Werden die Probleme des Weltbankpräsidenten Paul Wolfowitz endlich wirkliche Veränderungen in der Weltbank auslösen? Bedeutet dies endgültig das Ende des veralteten Brauchs, nach dem der Präsident der Vereinigten Staaten im Alleingang das Oberhaupt der wichtigsten Entwicklungshilfeorganisation der Welt ernennt.

Wolfowitz, dem eine außergewöhnliche Rüge des Ministerausschusses der Bank und die offene Revolte seines Personals bevorstehen, hat die schwache Hoffnung, sich noch angeschlagen durch seine letzten drei Amtsjahre zu retten. Der derzeitige Aufruhr gilt dem übertrieben großzügigen Gehalts- und Beförderungspaket, das Wolfowitz seiner Freundin 2005 als Entschädigung dafür genehmigte, dass sie die Bank verlassen musste, um für seine Ankunft dort Platz zu machen. Zumal die Bank derzeit hohe Verwaltungsstandards als Schlüssel für Entwicklung betont, haben die jüngsten Enthüllungen zu den Details dieses Arrangements der Glaubwürdigkeit der Bank einen ernsthaften Schlag versetzt.

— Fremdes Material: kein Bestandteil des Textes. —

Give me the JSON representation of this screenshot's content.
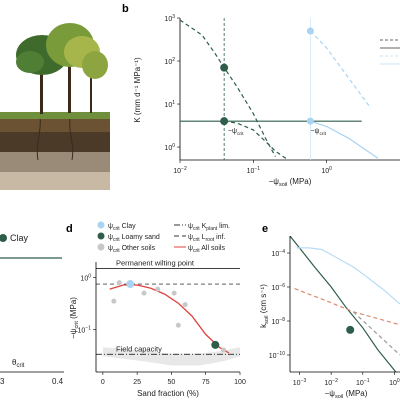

Doch selbst wenn Wolfowitz am Ende zum Rücktritt gezwungen wird, ist nichts gewonnen, wenn US-Präsident George W. Bush kurzerhand seinen Nachfolger aussuchen darf, wie es die US-Präsidenten seit der Gründung der Bank nach dem Zweiten Weltkrieg getan haben. Stattdessen sollte der Chef der Weltbank in einem offenen und transparenten Verfahren ausgewählt werden, mit dem Ziel, den am besten qualifizierten Kandidaten auszusuchen, egal ob aus den USA, Europa oder den Entwicklungsländern.